NP Rank:
Three Ministers to Write Articles for Sunday Papers as Miliband Fuse Lit - "Vote of Confidence" Passed
Senior Cabinet Ministers have passed a "Public Vote of Confidence" in Gordon Brown to lead the Labour Party into the next election. In an attempt to defuse the fuse lit by David Miliband's - by-now infamous - article in Tuesday's GUARDIAN it has been revealed that three ministers are set to write articles for tomorrow's papers (Sunday).
In the meantime, the meaning of David Miliband's recent actions and words - or lack thereof - is being minutely scrutinised by leading newspaper commentators, the following from the IRISH TIMES is typical:
Events showed that Downing Street had miscalculated - for retreat came there none. True, Miliband spent a long time dancing on the head of a pin, insisting his challenge was actually to Conservative leader David Cameron. But the nearest he got to a loyalty pledge was when he declared: "Can Gordon lead us into the next election and win? Yes, I'm absolutely confident about that." Note that failure to say the leader elected unopposed just over a year ago "would" or "should" do so. And why - "Can Gordon ...?" - admit to any doubt at all amid a media frenzy predicting an autumn coup? On occasion Miliband appeared frustrated by the persistent questioning. After all, he protested (mildly), he had consistently said he would not stand against Brown last time and nobody had believed him.
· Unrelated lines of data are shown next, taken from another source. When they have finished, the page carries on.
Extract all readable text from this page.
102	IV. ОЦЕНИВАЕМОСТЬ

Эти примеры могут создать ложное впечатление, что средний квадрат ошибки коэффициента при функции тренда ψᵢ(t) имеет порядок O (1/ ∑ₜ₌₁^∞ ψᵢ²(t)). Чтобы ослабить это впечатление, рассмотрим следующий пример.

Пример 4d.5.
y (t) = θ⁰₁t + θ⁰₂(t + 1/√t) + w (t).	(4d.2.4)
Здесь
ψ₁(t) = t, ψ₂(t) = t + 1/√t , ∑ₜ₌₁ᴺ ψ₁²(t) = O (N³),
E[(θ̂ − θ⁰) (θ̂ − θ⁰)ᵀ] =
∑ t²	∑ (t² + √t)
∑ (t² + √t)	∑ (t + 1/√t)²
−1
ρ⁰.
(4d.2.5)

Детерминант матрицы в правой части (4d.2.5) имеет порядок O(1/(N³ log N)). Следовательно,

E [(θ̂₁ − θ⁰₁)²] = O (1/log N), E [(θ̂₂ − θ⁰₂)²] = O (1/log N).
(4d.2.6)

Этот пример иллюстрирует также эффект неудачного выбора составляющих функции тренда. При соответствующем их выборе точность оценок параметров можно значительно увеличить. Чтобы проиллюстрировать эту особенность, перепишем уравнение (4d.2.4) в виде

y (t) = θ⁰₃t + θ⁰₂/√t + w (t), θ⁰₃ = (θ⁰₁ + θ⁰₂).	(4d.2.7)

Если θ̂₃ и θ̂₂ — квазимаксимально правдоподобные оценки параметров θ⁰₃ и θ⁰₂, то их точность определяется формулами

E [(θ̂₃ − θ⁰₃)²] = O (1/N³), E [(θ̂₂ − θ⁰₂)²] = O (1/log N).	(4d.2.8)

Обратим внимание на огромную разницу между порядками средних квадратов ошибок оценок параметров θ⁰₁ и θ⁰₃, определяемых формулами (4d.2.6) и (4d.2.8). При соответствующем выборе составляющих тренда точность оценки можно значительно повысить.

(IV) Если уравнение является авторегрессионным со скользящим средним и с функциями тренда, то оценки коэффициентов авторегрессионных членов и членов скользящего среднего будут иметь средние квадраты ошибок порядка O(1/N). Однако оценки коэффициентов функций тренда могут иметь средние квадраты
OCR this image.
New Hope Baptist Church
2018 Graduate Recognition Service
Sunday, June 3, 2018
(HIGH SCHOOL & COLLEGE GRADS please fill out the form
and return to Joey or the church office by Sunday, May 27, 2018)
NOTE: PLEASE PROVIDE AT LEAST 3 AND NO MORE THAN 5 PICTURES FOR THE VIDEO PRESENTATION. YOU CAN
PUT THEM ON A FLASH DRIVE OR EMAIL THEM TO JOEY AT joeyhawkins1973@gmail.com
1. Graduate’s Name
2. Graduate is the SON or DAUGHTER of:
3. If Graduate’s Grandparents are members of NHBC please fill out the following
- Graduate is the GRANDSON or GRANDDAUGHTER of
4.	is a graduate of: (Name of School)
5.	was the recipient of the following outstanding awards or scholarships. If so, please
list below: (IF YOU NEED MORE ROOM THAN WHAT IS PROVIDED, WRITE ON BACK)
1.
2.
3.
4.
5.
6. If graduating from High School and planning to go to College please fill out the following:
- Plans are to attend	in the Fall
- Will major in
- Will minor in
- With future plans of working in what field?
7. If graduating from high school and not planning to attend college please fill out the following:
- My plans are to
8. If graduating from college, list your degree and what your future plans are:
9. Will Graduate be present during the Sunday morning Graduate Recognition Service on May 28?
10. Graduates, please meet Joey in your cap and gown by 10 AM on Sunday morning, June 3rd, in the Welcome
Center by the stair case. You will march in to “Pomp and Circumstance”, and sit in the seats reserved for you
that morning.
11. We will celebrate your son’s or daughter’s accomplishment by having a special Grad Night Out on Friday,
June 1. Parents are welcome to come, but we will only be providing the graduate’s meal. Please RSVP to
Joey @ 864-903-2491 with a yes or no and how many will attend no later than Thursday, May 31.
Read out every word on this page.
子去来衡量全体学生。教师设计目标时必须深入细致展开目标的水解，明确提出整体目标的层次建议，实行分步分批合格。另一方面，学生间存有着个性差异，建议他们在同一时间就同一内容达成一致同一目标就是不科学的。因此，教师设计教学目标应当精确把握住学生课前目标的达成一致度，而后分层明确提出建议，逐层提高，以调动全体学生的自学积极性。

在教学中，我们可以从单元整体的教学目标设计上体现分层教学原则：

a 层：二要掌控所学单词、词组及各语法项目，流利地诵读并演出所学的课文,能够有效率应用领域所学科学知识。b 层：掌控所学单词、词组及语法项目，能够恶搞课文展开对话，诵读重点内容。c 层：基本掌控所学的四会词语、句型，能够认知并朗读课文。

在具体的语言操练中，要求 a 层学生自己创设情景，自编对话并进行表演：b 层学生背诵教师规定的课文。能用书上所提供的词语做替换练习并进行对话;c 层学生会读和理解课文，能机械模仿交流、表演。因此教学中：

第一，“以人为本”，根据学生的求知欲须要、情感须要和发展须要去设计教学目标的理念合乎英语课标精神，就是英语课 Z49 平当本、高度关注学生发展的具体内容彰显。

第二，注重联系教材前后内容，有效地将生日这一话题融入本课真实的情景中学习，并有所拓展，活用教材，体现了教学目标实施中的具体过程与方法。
Few would believe him now, especially in the light of his reply to the simple question - "would the Labour Party be mad to ditch the prime minister before the general election?" As "a loyal member", the foreign secretary could only say "the Labour Party never does mad things." It was hardly beyond the Oxford-educated son of a Marxist intellectual to work out that the "loyal" answer required was that Labour would indeed be mad to do so. Nor did it require the fine legal skills of serial rebel MP Bob Marshall-Andrews to grasp that Miliband understood the "code" in setting out his stall by way of an article "saying one thing and meaning another".